──天皇はあまり宗教色を出さない方がいいですか?
ルオフ:現在の天皇は即位される数年前から、「多様性」という言葉を何度か使い、日本は多様化していると述べられています。おそらく移民が増えているということを念頭に置かれていると思いますが、移民が増えれば宗教も多様化していきます。キリスト教やイスラム教、その他の宗教の人々も入ってきます。
新天皇は、国民国家の統合の象徴となるために努力されることと思います。上皇や上皇后は、外国人向けに日本語学習などを支援する施設を訪問したことがあったと記憶していますが、新天皇、新皇后も、こうした施設を訪問するなどして、宗教的にも多様な人々が日本の共同体にスムーズに入っていけるように接触の機会を持たれて配慮をされていくのではないでしょうか。
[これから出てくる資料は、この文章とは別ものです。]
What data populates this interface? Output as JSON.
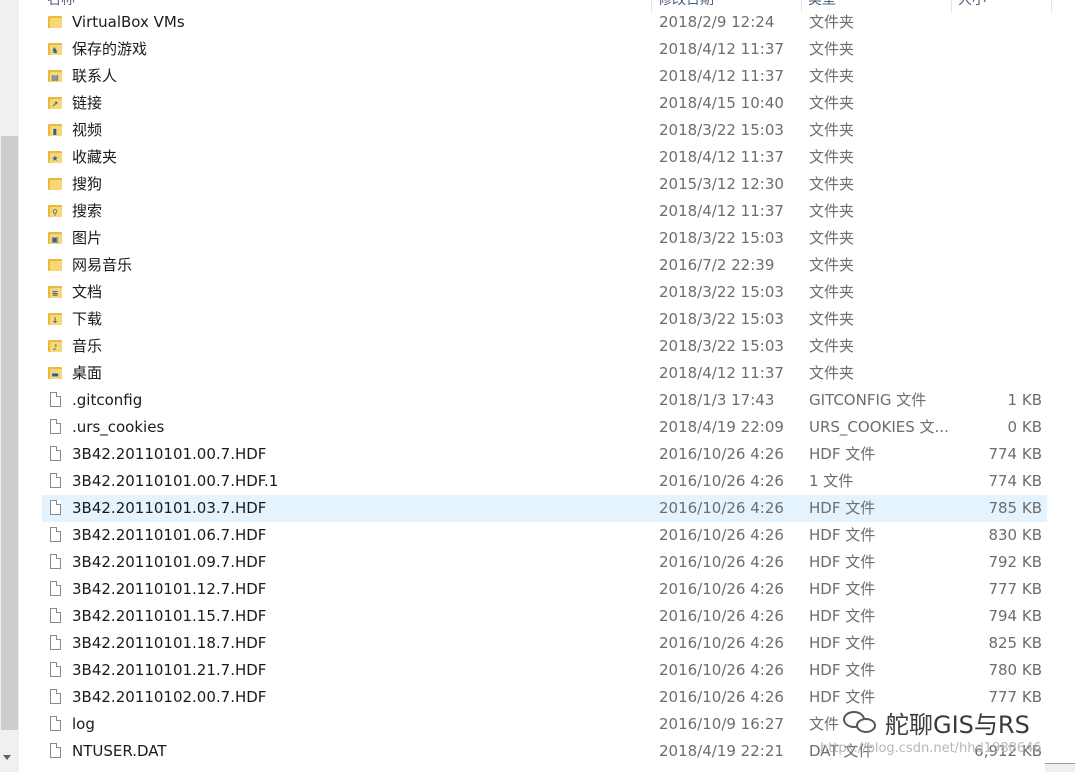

【プロフィール】ケネス・ルオフ Kenneth J. Ruoff/1966年米国生まれ。ハーバード大学卒。コロンビア大学で博士号取得。米国における近現代天皇制研究の第一人者。現在、米オレゴン州のポートランド州立大学教授、同日本研究センター所長。『国民の天皇』(岩波現代文庫)で大佛次郎論壇賞受賞。近著に、『天皇と日本人』(朝日新書)、『Japan’s Imperial House in the Postwar Era, 1945-2019』(ハーバード大学出版局) 、『天皇論「日米激突」』(小林よしのり氏との共著、小学館新書)がる。